Works installed and artists present.

15 SEP 2017 – 17 SEP 2017



Holding Space

This Fall the CENTRE FOR THE STUDY OF SUBSTRUCTURED LOSS is proud to host international interdisciplinary artists and researchers Rachel Giles (UK), Jenna Knapp (US), and Nine Yamamoto-Masson (FR-JP).

The three artist-researchers make work that commemorates what is often elided, marginalised, and even pathologised. They strive to articulate in their works a new language, as well as, rituals for their deeply personal and politi- cal resistance against silencing, shaming, erasure and forgetting.

Absence is a common theme in the three works presented: Giles’ paper and textile-based pieces are meditations on infertility and childlessness, Knapp’s reflects on memory and archives the life of a lost loved one, and Yamamoto -Masson’s installation explores the politics of silencing/erasure of the (mostly women) victims of unredressed state violence.
Each artists’ engagement with grief and loss is deeply personal, rigorously forensic, and poetic.

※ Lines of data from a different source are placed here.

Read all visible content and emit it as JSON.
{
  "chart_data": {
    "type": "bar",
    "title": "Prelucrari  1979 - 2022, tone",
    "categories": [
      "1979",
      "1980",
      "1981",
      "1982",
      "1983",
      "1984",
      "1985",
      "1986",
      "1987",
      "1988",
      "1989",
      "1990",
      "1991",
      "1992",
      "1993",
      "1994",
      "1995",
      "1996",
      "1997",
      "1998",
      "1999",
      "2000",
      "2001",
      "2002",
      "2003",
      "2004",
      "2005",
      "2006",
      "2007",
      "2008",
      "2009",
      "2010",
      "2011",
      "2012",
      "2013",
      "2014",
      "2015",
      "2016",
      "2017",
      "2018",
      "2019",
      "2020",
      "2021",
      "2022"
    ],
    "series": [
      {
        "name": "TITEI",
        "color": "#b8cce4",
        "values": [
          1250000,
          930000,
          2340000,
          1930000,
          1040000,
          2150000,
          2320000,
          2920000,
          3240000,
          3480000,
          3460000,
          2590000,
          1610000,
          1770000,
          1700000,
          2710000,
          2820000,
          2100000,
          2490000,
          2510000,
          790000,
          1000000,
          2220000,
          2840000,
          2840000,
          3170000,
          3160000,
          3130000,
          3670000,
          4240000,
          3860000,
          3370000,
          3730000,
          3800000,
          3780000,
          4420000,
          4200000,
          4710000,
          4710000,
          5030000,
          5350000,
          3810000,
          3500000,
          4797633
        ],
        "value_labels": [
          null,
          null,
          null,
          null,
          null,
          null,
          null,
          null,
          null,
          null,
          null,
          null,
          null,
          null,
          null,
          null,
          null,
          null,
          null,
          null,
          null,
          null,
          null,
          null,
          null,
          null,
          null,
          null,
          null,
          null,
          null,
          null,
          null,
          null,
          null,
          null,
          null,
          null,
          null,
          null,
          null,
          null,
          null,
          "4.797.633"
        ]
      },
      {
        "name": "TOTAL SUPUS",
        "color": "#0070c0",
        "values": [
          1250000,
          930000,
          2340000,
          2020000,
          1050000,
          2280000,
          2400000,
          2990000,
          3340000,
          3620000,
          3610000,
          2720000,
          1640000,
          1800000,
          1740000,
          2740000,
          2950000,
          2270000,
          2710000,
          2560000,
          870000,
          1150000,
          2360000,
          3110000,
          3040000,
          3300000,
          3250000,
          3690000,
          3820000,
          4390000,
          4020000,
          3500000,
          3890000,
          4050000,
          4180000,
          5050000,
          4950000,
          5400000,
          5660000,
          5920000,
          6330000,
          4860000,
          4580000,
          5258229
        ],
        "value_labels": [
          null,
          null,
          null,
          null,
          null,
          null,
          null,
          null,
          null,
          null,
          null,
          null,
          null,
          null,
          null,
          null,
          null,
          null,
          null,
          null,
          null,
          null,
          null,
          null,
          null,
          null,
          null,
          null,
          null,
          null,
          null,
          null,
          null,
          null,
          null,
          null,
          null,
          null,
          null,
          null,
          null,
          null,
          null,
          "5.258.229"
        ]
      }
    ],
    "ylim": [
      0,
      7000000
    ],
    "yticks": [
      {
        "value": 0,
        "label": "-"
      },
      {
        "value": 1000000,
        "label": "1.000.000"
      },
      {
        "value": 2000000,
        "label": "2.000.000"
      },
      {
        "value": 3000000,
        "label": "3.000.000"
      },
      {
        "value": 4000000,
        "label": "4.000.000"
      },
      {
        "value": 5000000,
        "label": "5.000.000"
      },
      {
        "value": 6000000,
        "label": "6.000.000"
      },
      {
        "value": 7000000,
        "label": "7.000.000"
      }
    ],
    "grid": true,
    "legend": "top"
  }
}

Their works echo Audre Lorde: “the transformation of silence into language and action is an act of self-revelation and that always seems fraught with danger.” They understand art as an interface and impulse that can transform silence, break taboos, and commemorate the past, thus opening up possibilities of language, recognition, solidarity, remembrance and justice.

By holding space for those we’ve lost and have never known, we acknowledge the shape we have carved out for them despite their absence.

Works installed and artists present.

01 DEC 2016 – 02 DEC 2016



A Memorial to the Fragmented Self

This Fall the CENTRE FOR THE STUDY OF SUBSTRUCTURED LOSS is proud to host international interdisciplinary-conceptual artists and researchers Helen Kirwan (UK), Sharona Franklin (CAN), and Ilyn Wong (US).

Challenging the interwoven and sometimes indistinguishable processes that serve loss – A Memorial to the Fragmented Self aims to depict a personal search through the historical, metaphorical-mythical, and present day journeys of each artist. While integral parts of these iterations relied on research; the navigation was led by personal experience. The works, presented as ceremonial-performative and transmutations of documentary processes, draw on the complexity of loss and losses; portraying the imbalance of source as cause – evolving as a living artefact while contributing to our awareness at present.

Works installed and artists present.